Tom Dunne: Why the 1990s was the best decade for music, bar none
Portishead, Nirvana and Radiohead were among the artists who gave us incredible albums in the 1990s.
Hot takes: who doesn’t love them? As winter gets ever closer and a small group of people who live in a permanent state of either looking forward to Christmas or being sorry it’s over, become ever more agitated, I have this to keep you warm: The 1990s was the music decade.
The ’60s were magical, the ’70s both very good and very bad, the ’80s at times too close to a prolonged bad coming of age movie, but the’ 90s, oh my God! It is the decade where music as we know it came of age. It is the boss, the King, the supreme being of music.
A lot in there I admit, and I’m not dismissing entire generations, genres, movements, ground-breaking albums, not to mention the entire post punk 1979 explosion of excellence – Costello, The Jam, The Clash, Joy Division – but I am qualifying it. It was great, but it was all leading to the ’90s.
It is no accident that it is the last decade that rock music and its associated branches enjoy cultural dominance. R&B and hip hop take over from here. By the end of the ’90s, rock/pop had done its job. It had peaked. All that was left was self-conscious self-reference.
So, before we continue, some respect: The ’60s were magical. Young artists expressed themselves in a way never seen before. Pioneers emerged who toyed with the idea of what was possible in a recording studio. Taboos were blown out of the water. Optimism and the sense of what was possible grew exponentially.
The ’70s had many a misstep: It got bloated. There was the awfulness of bands like Mud, and movements like prog rock. It was saved by many things - songwriters, Bowie and notably punk – and when it recovered it was magnificent.
It set up the early ’80s and The Smiths, but in retrospect a lot of that ’80s output looks quite earnest. It has awful moments – Stock, Aiken and Waterman – and was particularly blighted by fashion choices. Hard to remember the music without the hair, make up and shoulder pads. And, as for the ladies..
The ’90s start with a bang. Nirvana are a once in a generation band, another generational palate cleanser. There is before ‘Smells Like Teen Spirit’ and after it. At first it looks like Kurt and his mates are outliers, as in the UK, The Wedding Present, Happy Mondays, Stereo MCs, Sugar and Teenage Fanclub continue apace.

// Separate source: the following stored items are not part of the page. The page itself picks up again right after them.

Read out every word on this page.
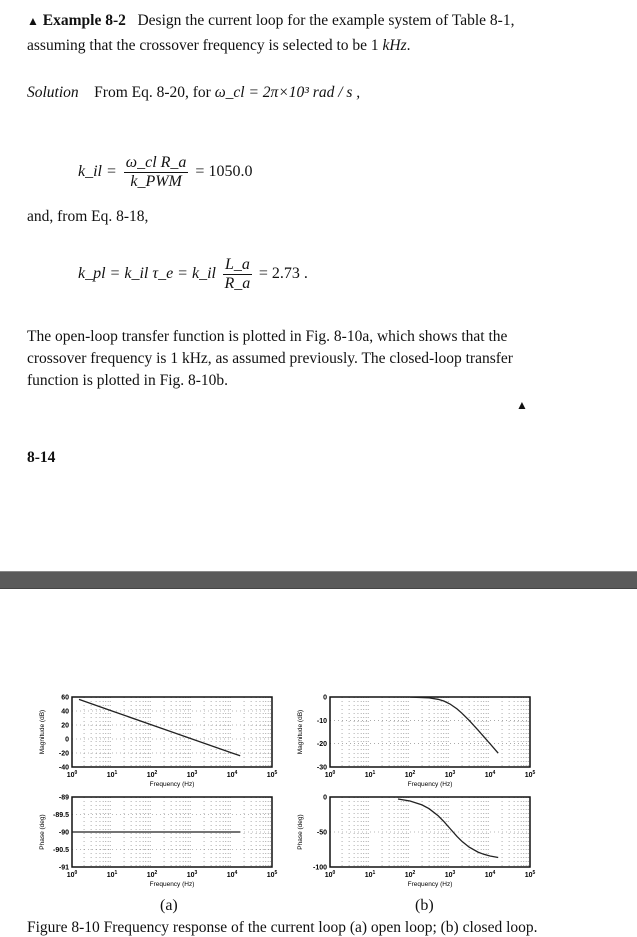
▲ Example 8-2 Design the current loop for the example system of Table 8-1,
assuming that the crossover frequency is selected to be 1 kHz.
Solution From Eq. 8-20, for ω_cl = 2π×10³ rad / s ,
k_il = $\frac{\text{ω\_cl R\_a}}{\text{k\_PWM}} = 1050.0$
and, from Eq. 8-18,
k_pl = k_il τ_e = k_il $\frac{L\_a}{R\_a} = 2.73$ .
The open-loop transfer function is plotted in Fig. 8-10a, which shows that the
crossover frequency is 1 kHz, as assumed previously. The closed-loop transfer
function is plotted in Fig. 8-10b.
▲
8-14
$10^0$	$10^1$	$10^2$	$10^3$	$10^4$	$10^5$
60
40
20
0
-20
-40
Frequency (Hz)
Magnitude (dB)
$10^0$	$10^1$	$10^2$	$10^3$	$10^4$	$10^5$
-89
-89.5
-90
-90.5
-91
Frequency (Hz)
Phase (deg)
$10^0$	$10^1$	$10^2$	$10^3$	$10^4$	$10^5$
0
-10
-20
-30
Frequency (Hz)
Magnitude (dB)
$10^0$	$10^1$	$10^2$	$10^3$	$10^4$	$10^5$
0
-50
-100
Frequency (Hz)
Phase (deg)
(a)	(b)
Figure 8-10 Frequency response of the current loop (a) open loop; (b) closed loop.
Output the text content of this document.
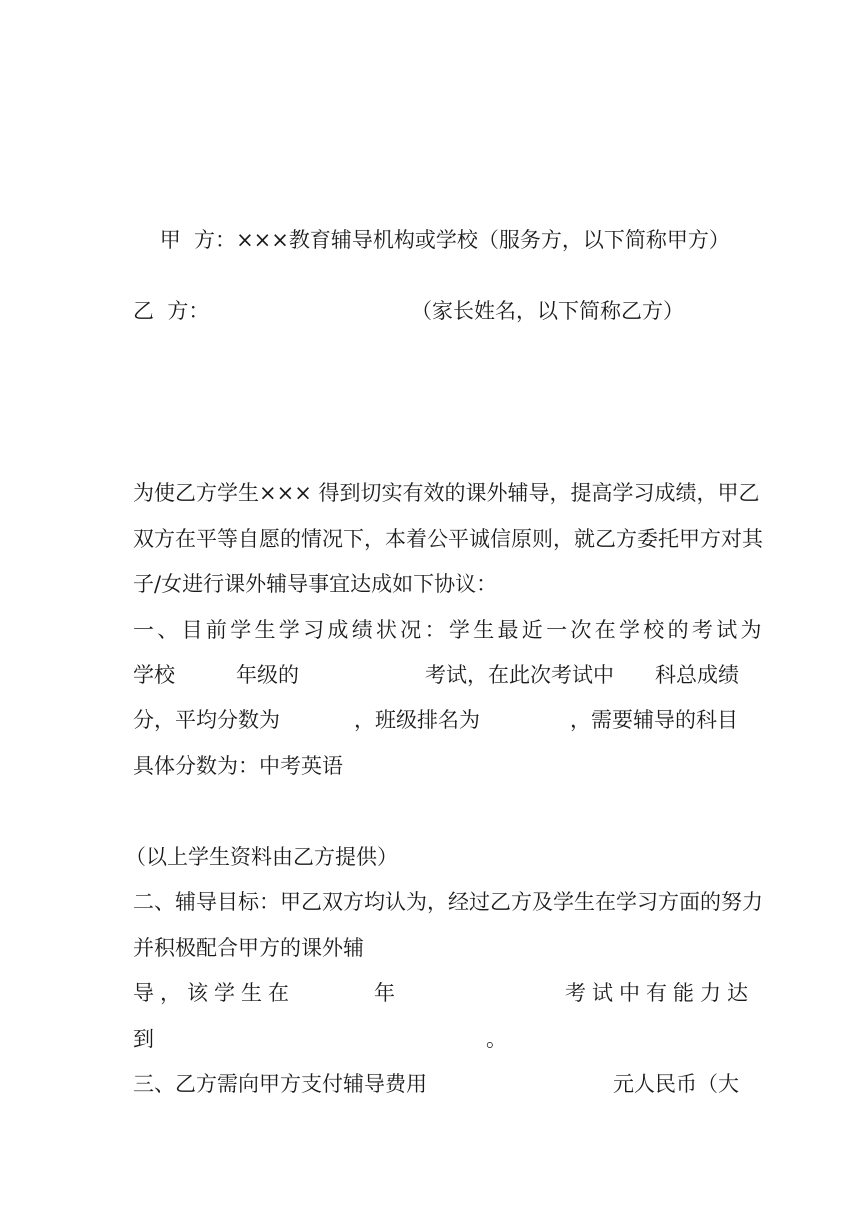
甲  方：×××教育辅导机构或学校（服务方，以下简称甲方）

乙  方：	（家长姓名，以下简称乙方）
为使乙方学生××× 得到切实有效的课外辅导，提高学习成绩，甲乙
双方在平等自愿的情况下，本着公平诚信原则，就乙方委托甲方对其
子/女进行课外辅导事宜达成如下协议：
一、目前学生学习成绩状况：学生最近一次在学校的考试为
学校	年级的	考试，在此次考试中 科总成绩
分，平均分数为	，班级排名为	，需要辅导的科目
具体分数为：中考英语
（以上学生资料由乙方提供）
二、辅导目标：甲乙双方均认为，经过乙方及学生在学习方面的努力
并积极配合甲方的课外辅
导，该学生在	年	考试中有能力达
到	。
三、乙方需向甲方支付辅导费用	元人民币（大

But then 1994 arrives. It might be mainly remembered for the Blur v Oasis debate, but that does it a great disservice, there is so much more to the ’90s.

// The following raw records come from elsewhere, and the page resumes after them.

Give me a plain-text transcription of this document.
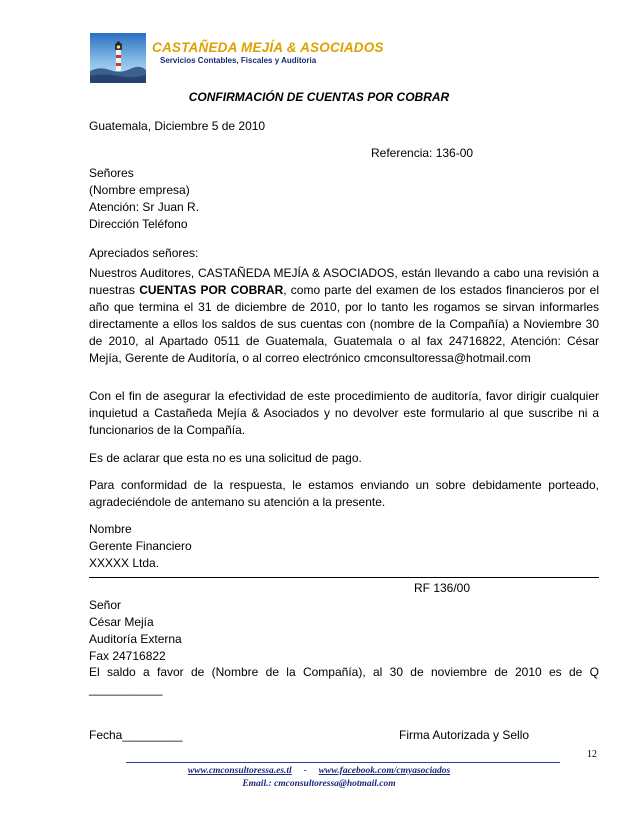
CASTAÑEDA MEJÍA & ASOCIADOS
Servicios Contables, Fiscales y Auditoria
CONFIRMACIÓN DE CUENTAS POR COBRAR
Guatemala, Diciembre 5 de 2010
Referencia: 136-00
Señores
(Nombre empresa)
Atención: Sr Juan R.
Dirección Teléfono
Apreciados señores:
Nuestros Auditores, CASTAÑEDA MEJÍA & ASOCIADOS, están llevando a cabo una revisión a nuestras CUENTAS POR COBRAR, como parte del examen de los estados financieros por el año que termina el 31 de diciembre de 2010, por lo tanto les rogamos se sirvan informarles directamente a ellos los saldos de sus cuentas con (nombre de la Compañía) a Noviembre 30 de 2010, al Apartado 0511 de Guatemala, Guatemala o al fax 24716822, Atención: César Mejía, Gerente de Auditoría, o al correo electrónico cmconsultoressa@hotmail.com
Con el fin de asegurar la efectividad de este procedimiento de auditoría, favor dirigir cualquier inquietud a Castañeda Mejía & Asociados y no devolver este formulario al que suscribe ni a funcionarios de la Compañía.
Es de aclarar que esta no es una solicitud de pago.
Para conformidad de la respuesta, le estamos enviando un sobre debidamente porteado, agradeciéndole de antemano su atención a la presente.
Nombre
Gerente Financiero
XXXXX Ltda.
RF 136/00
Señor
César Mejía
Auditoría Externa
Fax 24716822
El saldo a favor de (Nombre de la Compañía), al 30 de noviembre de 2010 es de Q ___________
Fecha_________	Firma Autorizada y Sello
12
www.cmconsultoressa.es.tl - www.facebook.com/cmyasociados
Email.: cmconsultoressa@hotmail.com
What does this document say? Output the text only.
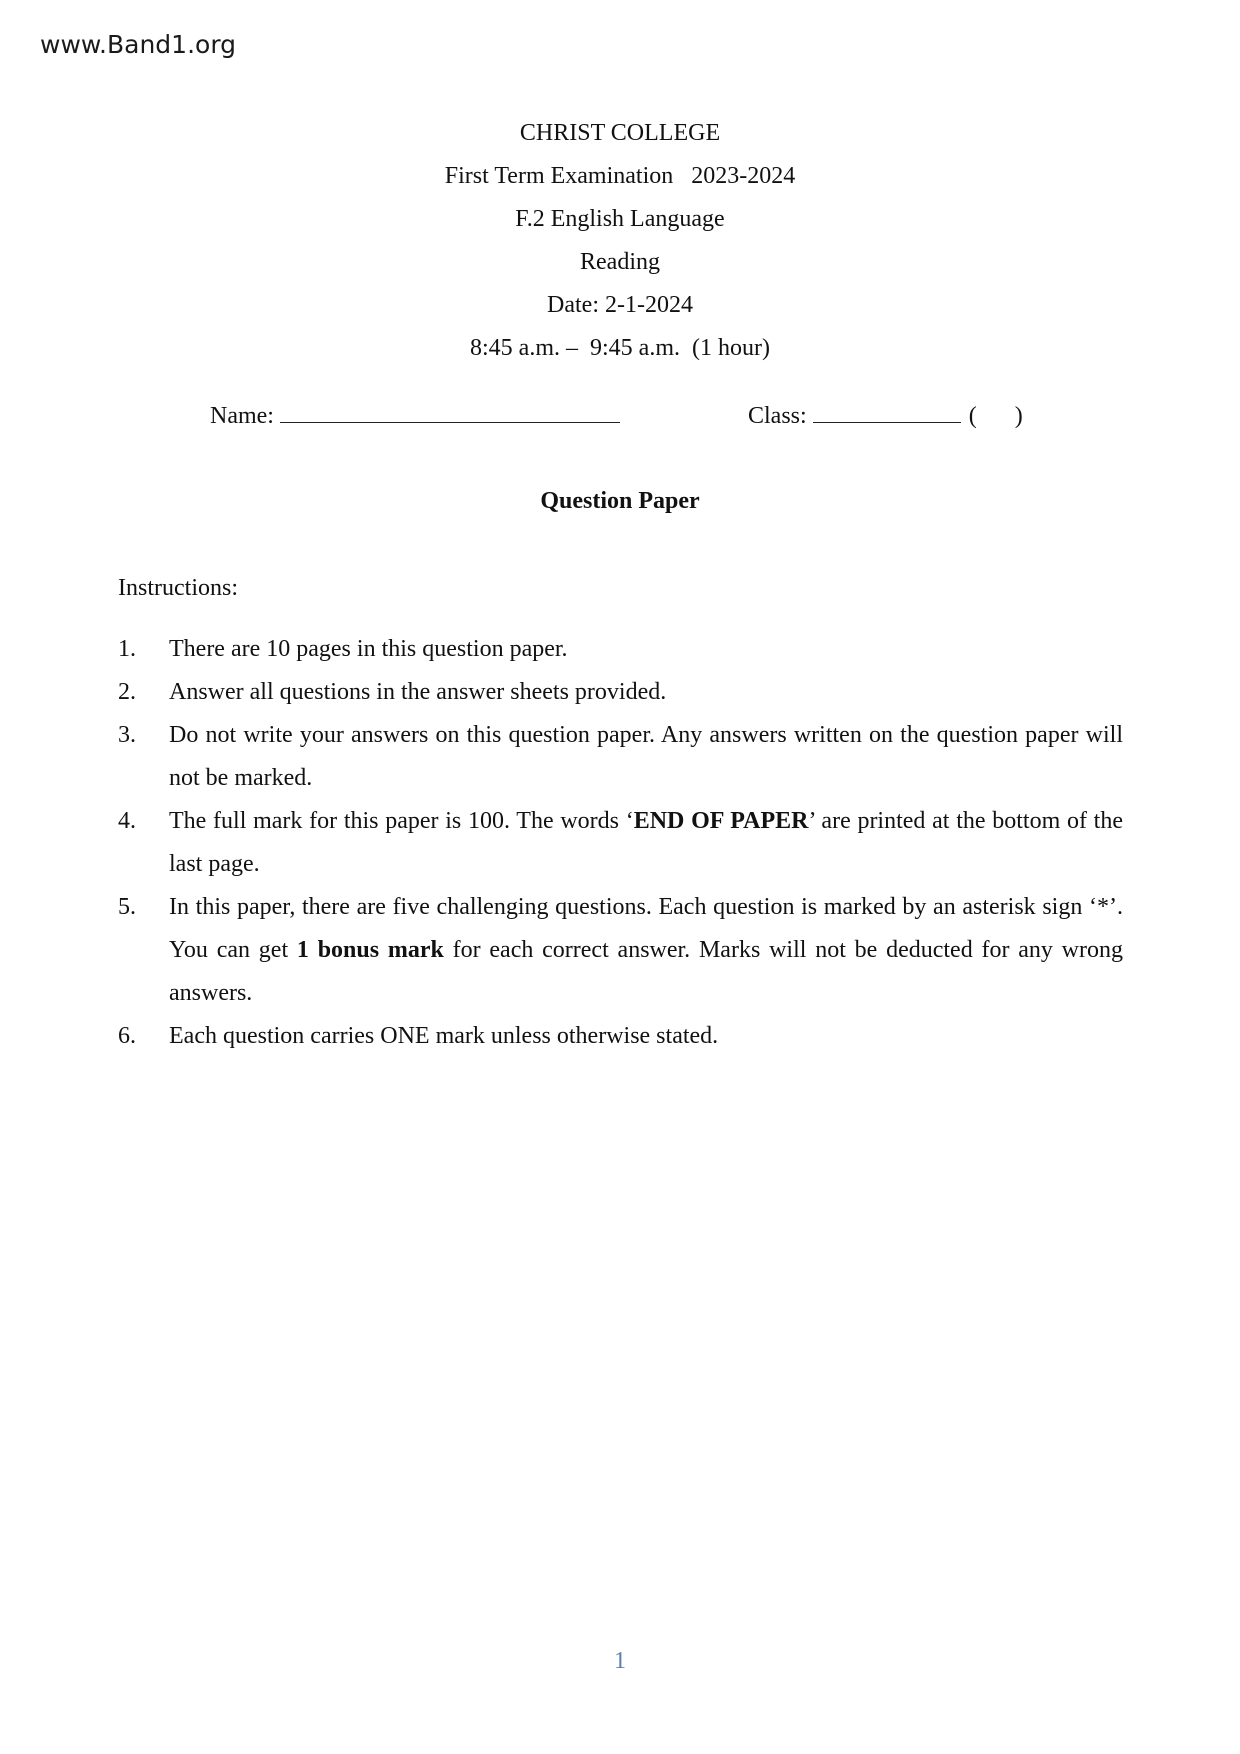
www.Band1.org
CHRIST COLLEGE
First Term Examination   2023-2024
F.2 English Language
Reading
Date: 2-1-2024
8:45 a.m. –  9:45 a.m.  (1 hour)
Name:	Class:	( )
Question Paper
Instructions:
1.	There are 10 pages in this question paper.
2.	Answer all questions in the answer sheets provided.
3.	Do not write your answers on this question paper. Any answers written on the question paper will not be marked.
4.	The full mark for this paper is 100. The words ‘END OF PAPER’ are printed at the bottom of the last page.
5.	In this paper, there are five challenging questions. Each question is marked by an asterisk sign ‘*’. You can get 1 bonus mark for each correct answer. Marks will not be deducted for any wrong answers.
6.	Each question carries ONE mark unless otherwise stated.
1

So strap in: 1994, alone, produces amazing albums by, Oasis, Blur, Beastie Boys, Nirvana, Portishead, Suede, Nick Cave, Massive Attack, Pulp, Stone Roses, Pearl Jam, Manic Street Preachers, Public Enemy and REM.
New talents arrive like The Verve, The Prodigy, Beck, DJ Shadow, Super Furry Animals, Green Day, Nas, Supergrass, Tricky, Soundgarden and Jeff Buckley.
Circling we also have Paul Weller, PJ Harvey, De la Soul, Bjork, Elastika, Blue Tones, Ash, Orbital, Lemonheads, Underworld, Fugees, Mogwai, Chemical Brothers, Daft Punk, Eels, Cornershop and Wilco.
Johnny Cash records the first in his career defining American Recordings. U2 will discover irony and deliver their best ever album, Achtung Baby. By 1997 we will be spoiling ourselves with Urban Hymns and OK Computer in the same year!
How did it all get so good? There are, I think, a few reasons. Beats have become incredibly sophisticated. People like Massive Attack are producing rhythm tracks the likes of which have rarely been heard before. Plus computers have delivered that ’60s dream, of being able to use the studio like it is an instrument itself, into the hands of all.
Live-wise, with samples and a drummer playing to a click track, those effects are easily reproduced on tour. Bands can tour albums as complex as Tears for Fears’ Sowing The Seeds (1997) with relative ease.
Sampling too has become commonplace. It is now as much a part of an artist’s palate as a guitar or keyboard.
And all this technology is in the hands of a generation that has grown up on what is now over 30 years of recorded, modern music. They are the equivalent of the “digitally native” generation of today, except it is a world of genius music they have grown up on, not mobile phones.
The 1990s is the first genuine grown up music decade. Go on then, discuss.